I know what it is. It’s chemistry. It’s what Stan is always banging on about.

I switch off the television, groan into the silence of the kitchen. A terrifying realization. This isn’t about publicity, good or bad. Accusations, true or false. This is no blip, no
misunderstanding
. This is the opportunity they’ve been waiting for. This is their way of nudging me out. I’ll never get back now, whatever happens with this case. Not after this. India’s triumph. I’m old news, past it. If I’m honest with myself, I know they’ve been trying to get rid of me for months.

“Good bits and bad bits,” I told Jack. I think about them. And it’s Steve, my driver, who comes into my head. Steve’s face, his chatter, his tact, the updates on his wife and daughter. If this is the end, I won’t find out what happened about the polyp. The
polyps
! Or whether Sammy got an interview. And it’s thinking about Steve that finally makes me cry.

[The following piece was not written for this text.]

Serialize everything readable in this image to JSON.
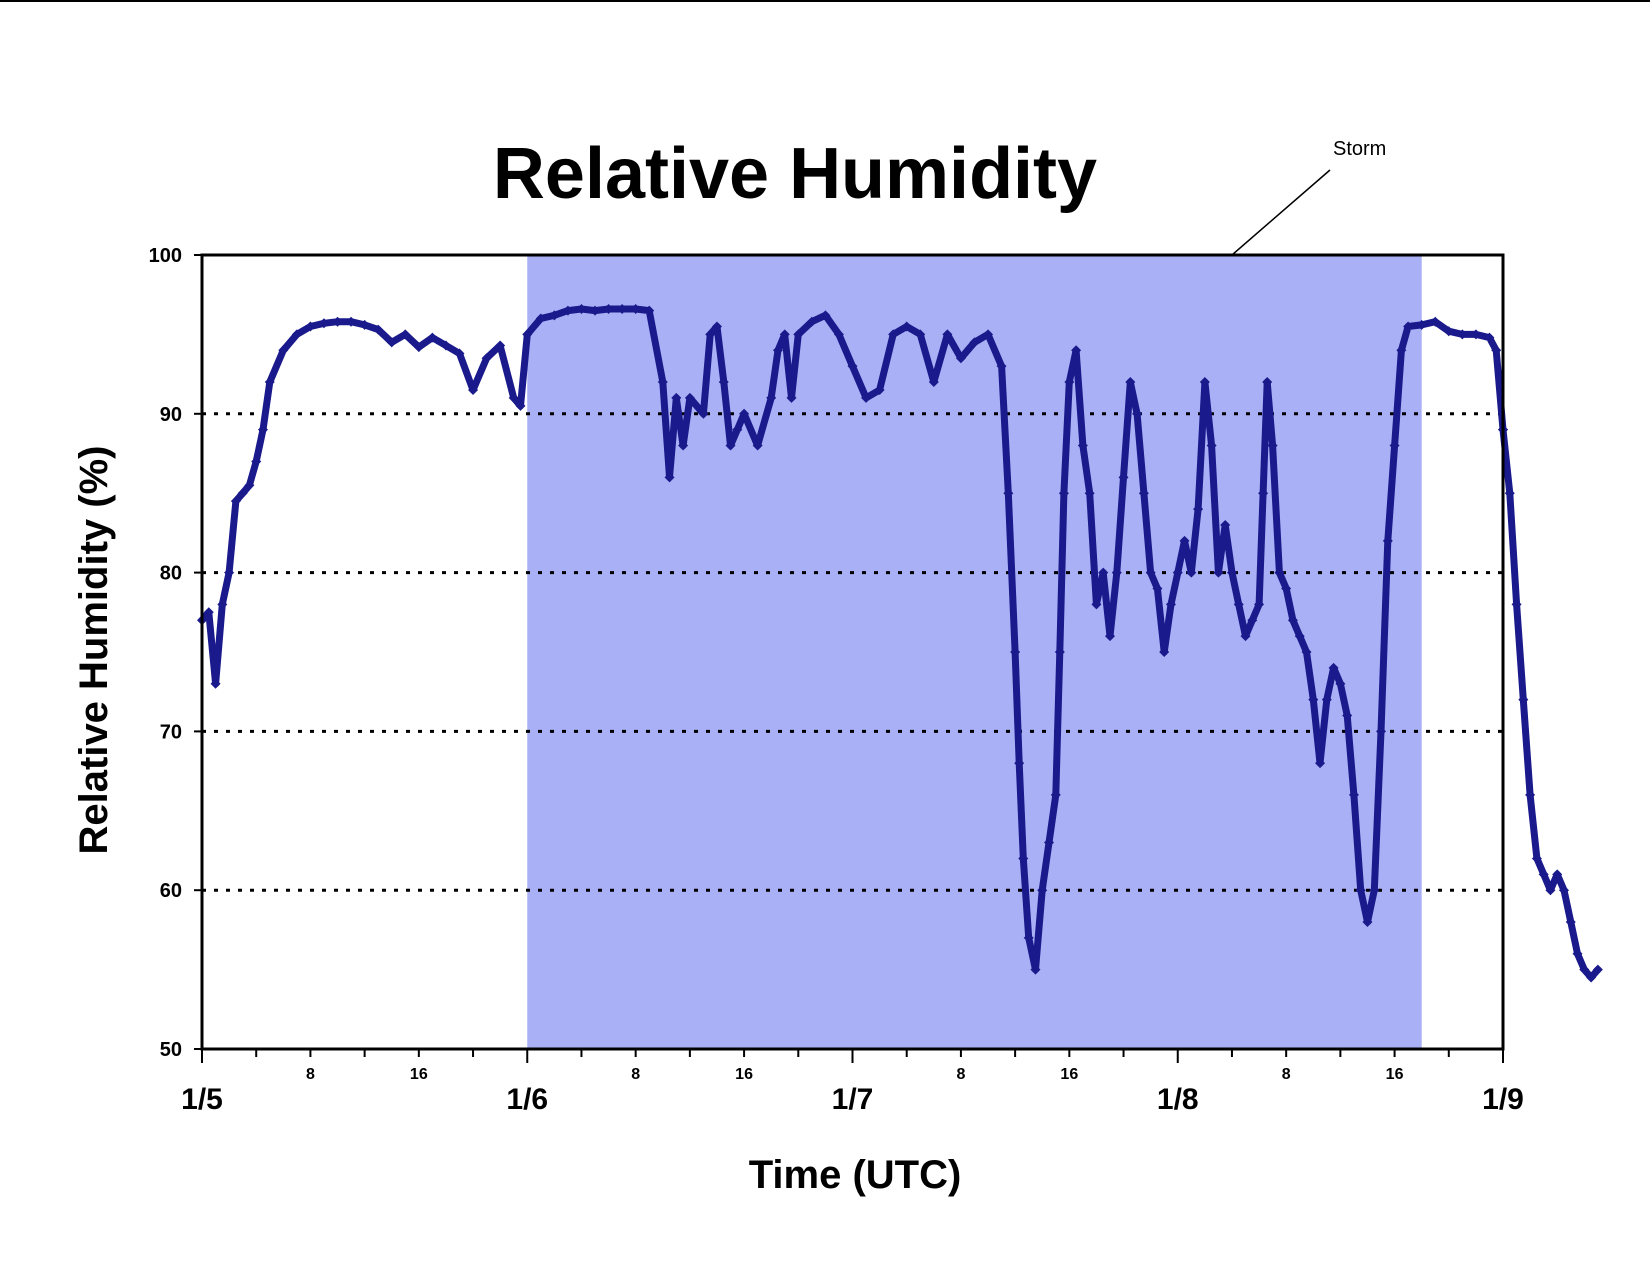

Upstairs in the bathroom, I splash water on my face. It is a face that has seen too much and done too much. It’s a face that’s been
around too long. Frown lines and smile lines, and a little crack across one of my front teeth. Secret hairs that need plucking, violet shadows that need more concealer by the day. I’m costing them too much in Touche Éclat. My hair, too: ridiculous. Nail scissors poke out of the toothbrush pot, and I start hacking at it angrily, watch the coils spiral into the basin, clog up the drainage holes. I keep going. Once, my mother, in one of her spurts of exuberant extravagance, decided to prune our patch of garden. She came back from the shops with clippers, loppers, and pruning shears, and I watched from the house as, arms scratched and flailing, she slashed at the hedge of rambling roses, tugged and swore. She didn’t seem to know when to stop. She just kept cutting and cutting until the beautiful bushes were reduced to a few black stubby branches.

Afterward, I study the hair in the sink. It looks like a dead animal. I study my face again. All those comments, I believed them, but I don’t look like Ania, not without makeup. It was just the hair, the same length of reddish hair, nothing more. People have no imagination. Christa, who knew her well, who saw the expressions of her face shift and change, didn’t even notice.

I bundle the hair into a bag and take it downstairs. For a moment, as I hold it above the bin, I wonder if I could sell it. We live beyond our means—school fees, holidays, tennis club, a ridiculous mortgage. And if I have lost my job, and if Philip is planning . . . well, I’m not going to think about that now. Disassociation: Jack is right. Images flock and throng if you let them; better to lay them flat like photographs, let them fade, slip them into dark, undisturbed corners, into books and under stones.

Life will be different, I tell myself, when this is over. I start by ringing up the Harbor Club to cancel our membership. I can feel the sneer of their surprise. Philip will be furious. I don’t care! And then I collect a roll of black bin bags from the drawer in the kitchen and go through my wardrobe. It’s a purge. Three identical brown
V-necked sweaters, four wrap dresses, several pairs of heels that weren’t to be trusted on the slippery studio floor, silk scarves, silk shirts, kitten-heeled boots, and smart black trousers with crease marks down the legs: they all get bagged up. Then I start on clothes I
do
wear and bag up most of them too.

Nora comes in while I am in the middle of this. I make her a cup of tea and tell her to take what she wants. “Oh, okay,” she says happily. She decides on the trousers—Agnès B. and Joseph—and all the scarves and dresses. She tries on the heels, which are far too big, and shows interest in a pair of Juicy Couture tracksuit bottoms, which have lost their elastic. I mend them for her—doing that trick with a safety pin, when you pin it to the end of the elastic and wrinkle it through the seam.

She lives in Burgess Hill, she tells me, with two friends. “Long, long way.” Her little girl, back home in Manila, is twelve.